7 – Eles estão levando a mercadoria que você vai usar

Se você acha que caminhões atrapalham o trânsito, então imagine você tendo que ir na horta buscar suas verduras e legumes, na roça buscar seu arroz, no pasto buscar sua carne e até pro Pará buscar seu açaí, será que dá? Não, não dá. Então, se você ajuda a provocar um acidente com um caminhão, é a sua mercadoria que não vai chegar ou que chegará mais cara.

 

8 – Eles são ainda mais lentos na subida

Você está vindo tranquilamente atrás de um caminhão a 90km/h, aí começou uma subida e a velocidade do caminhão caiu pra 60km/h. O que você faz? Sair pela esquerda no momento mais seguro é a melhor opção. Não é porque o motorista quis. Ele bem que preferiria continuar a 90, mas a maior parte de nossos caminhões são antigos e podem perder até 50% da sua velocidade numa subida. Por isso, não fique bravo, se vir que lá na frente tem uma subida, já saia de trás do caminhão antes ou diminua sua velocidade, evitando batidas traseiras ou colisões laterais ao tentar ir pra esquerda quando já estiver em baixa velocidade.

 

9 – Eles têm mais pontos cegos

Pense nos pontos cegos do seu carro, que tem mais ou menos uns 4 metros de comprimento. Agora imagine um caminhão com 15m. Os pontos cegos são muito maiores. Existe uma regra que ajuda muito os motoristas de carro: se você consegue ver o condutor de um caminhão, ele também consegue te ver. Ou seja, se você colar na traseira de um caminhão, não verá o condutor, aí ele também não te vê e um acidente pode acontecer (sem falar que é obrigatório por lei manter distância segura do veículo da frente). O mesmo vale para quando você estiver na lateral do caminhão ou quando ultrapassá-lo, não volte para a faixa colado nele, dê espaço para ter certeza que o caminhoneiro te viu entrando na frente dele.

 

10 – Eles precisam de (muito) mais espaço para frear

Você está trafegando a 80km/h e decide que é um bom momento para ultrapassar um caminhão. Dá uma olhada rápida e vê que tem um espaço entre os dois caminhões a sua frente. Acelera, passa o caminhão, entra na frente dele e freia para não colidir com o da frente. Freia na certeza que o caminhoneiro vai frear também. Mas o que muita gente não sabe é que enquanto um carro comum, a 80km/h, precisa de mais ou menos 40 metros para frear, um caminhão com 40 toneladas de carga precisa de 98 metros para parar, já um com 60 toneladas vai precisar de 108 metros.
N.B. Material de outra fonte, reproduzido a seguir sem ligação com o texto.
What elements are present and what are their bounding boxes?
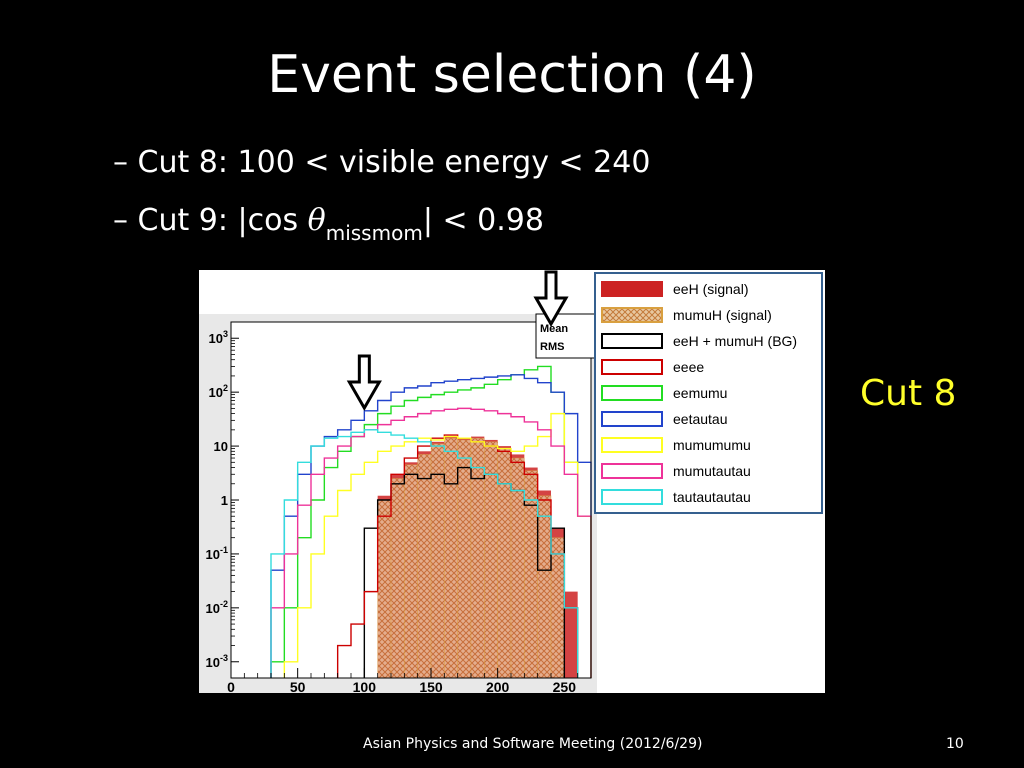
y-tick-label: 10-3 bbox=[206, 653, 228, 670]
x-tick-label: 250 bbox=[553, 679, 577, 693]
histogram-bar bbox=[524, 470, 538, 679]
histogram-plot: 10-3 10-2 10-1 1 10 102 103 0 50 100 150 200 250 Mean… bbox=[199, 270, 825, 695]
footer-text: Asian Physics and Software Meeting (2012… bbox=[363, 736, 703, 752]
y-tick-label: 102 bbox=[209, 383, 228, 400]
theta-symbol: θ bbox=[307, 203, 326, 238]
histogram-bar bbox=[390, 478, 405, 679]
histogram-line bbox=[270, 365, 592, 678]
series-eemumu bbox=[270, 365, 592, 678]
legend-item: tautautautau bbox=[601, 489, 751, 505]
x-tick-label: 100 bbox=[353, 679, 377, 693]
legend-label: eeH + mumuH (BG) bbox=[673, 333, 797, 349]
stats-box-frame bbox=[535, 313, 599, 359]
stats-box-label: Mean bbox=[540, 323, 568, 335]
histogram-bar bbox=[430, 443, 445, 679]
legend-item: eeH + mumuH (BG) bbox=[601, 333, 797, 349]
formula-subscript: missmom bbox=[325, 221, 423, 245]
legend-swatch bbox=[601, 437, 663, 453]
histogram-bar bbox=[377, 499, 392, 679]
legend-item: mumutautau bbox=[601, 463, 751, 479]
x-tick-label: 50 bbox=[290, 679, 306, 693]
legend-swatch bbox=[601, 489, 663, 505]
histogram-bar bbox=[564, 591, 578, 678]
histogram-bar bbox=[484, 441, 498, 679]
series-mumumumu bbox=[283, 412, 592, 678]
histogram-line bbox=[270, 429, 579, 678]
x-tick-label: 0 bbox=[227, 679, 235, 693]
legend-item: eemumu bbox=[601, 385, 727, 401]
legend-item: eeH (signal) bbox=[601, 281, 748, 297]
series-mumuh-signal- bbox=[377, 437, 565, 679]
histogram-line bbox=[363, 466, 566, 678]
legend: eeH (signal) mumuH (signal) eeH + mumuH (B… bbox=[594, 272, 823, 514]
legend-label: mumumumu bbox=[673, 437, 751, 453]
legend-swatch bbox=[601, 333, 663, 349]
y-tick-label: 103 bbox=[209, 329, 228, 346]
formula-open: |cos bbox=[237, 203, 308, 238]
y-tick-label: 10-1 bbox=[206, 545, 228, 562]
histogram-bar bbox=[537, 495, 552, 679]
legend-swatch bbox=[601, 385, 663, 401]
legend-item: eetautau bbox=[601, 411, 728, 427]
cut-arrow bbox=[346, 354, 382, 412]
bullet-prefix: – Cut 8: bbox=[113, 145, 238, 180]
legend-label: eeH (signal) bbox=[673, 281, 748, 297]
histogram-bar bbox=[457, 439, 472, 679]
histogram-bar bbox=[404, 464, 418, 679]
legend-label: eeee bbox=[673, 359, 704, 375]
formula-close: | < 0.98 bbox=[422, 203, 544, 238]
legend-label: tautautautau bbox=[673, 489, 751, 505]
legend-item: mumumumu bbox=[601, 437, 751, 453]
histogram-bar bbox=[470, 437, 485, 679]
legend-item: eeee bbox=[601, 359, 704, 375]
legend-swatch bbox=[601, 281, 663, 297]
legend-swatch bbox=[601, 307, 663, 323]
cut-arrow bbox=[533, 270, 569, 328]
y-tick-label: 10-2 bbox=[206, 599, 228, 616]
y-tick-label: 1 bbox=[221, 493, 228, 508]
stats-box-label: RMS bbox=[540, 341, 564, 353]
series-eeh-mumuh-bg- bbox=[363, 466, 566, 678]
histogram-bar bbox=[497, 448, 512, 679]
histogram-figure: 10-3 10-2 10-1 1 10 102 103 0 50 100 150 200 250 Mean… bbox=[199, 270, 825, 695]
legend-label: eemumu bbox=[673, 385, 727, 401]
stats-box: Mean RMS bbox=[535, 313, 599, 359]
page-number: 10 bbox=[946, 736, 964, 752]
series-mumutautau bbox=[270, 407, 592, 678]
histogram-line bbox=[270, 407, 592, 678]
series-tautautautau bbox=[270, 429, 579, 678]
x-tick-label: 200 bbox=[486, 679, 510, 693]
histogram-bar bbox=[417, 454, 432, 679]
slide-title: Event selection (4) bbox=[267, 45, 757, 105]
histogram-bar bbox=[550, 537, 565, 679]
legend-swatch bbox=[601, 411, 663, 427]
y-tick-label: 10 bbox=[214, 439, 228, 454]
x-tick-label: 150 bbox=[419, 679, 443, 693]
legend-swatch bbox=[601, 463, 663, 479]
legend-item: mumuH (signal) bbox=[601, 307, 772, 323]
histogram-line bbox=[283, 412, 592, 678]
bullet-prefix: – Cut 9: bbox=[113, 203, 238, 238]
legend-swatch bbox=[601, 359, 663, 375]
bullet-cut-8: – Cut 8: 100 < visible energy < 240 bbox=[113, 143, 650, 183]
legend-label: eetautau bbox=[673, 411, 728, 427]
bullet-cut-9: – Cut 9: |cos θmissmom| < 0.98 bbox=[113, 201, 544, 245]
legend-label: mumuH (signal) bbox=[673, 307, 772, 323]
bullet-text: 100 < visible energy < 240 bbox=[237, 145, 651, 180]
histogram-bar bbox=[444, 437, 458, 679]
legend-label: mumutautau bbox=[673, 463, 751, 479]
cut-label: Cut 8 bbox=[860, 373, 957, 414]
E tudo isso ainda pode variar de acordo com as condições da via, o tipo de carga carregada, a tecnologia do caminhão e tantas outras variáveis que fica muito difícil para o motorista de carro avaliar tudo isso em milésimos de segundo, quando decide ultrapassar. Por isso, só ultrapasse quando tiver certeza que é seguro.

 

Bônus: Eles são, em sua maioria, gente boa

Todo mundo tem uma história pra contar de um caminhoneiro que fez uma besteira na estrada, mas todo mundo também tem uma história de médico ruim, eletricista ruim, garçom ruim e por aí vai, ou seja, em todas as profissões tem gente boa e gente ruim. Sempre que você vir um caminhão fazendo loucura na pista, olhe em volta e veja quantos outros estão andando corretamente. Quem anda corretamente não chama atenção, por isso ficamos com a impressão que motorista de caminhão “é tudo louco”, mas não são. Use a experiência e perícia que eles têm. Comunique-se com eles no trânsito de forma amigável e verá como eles podem contribuir para uma relação mais segura e tranquila no trânsito.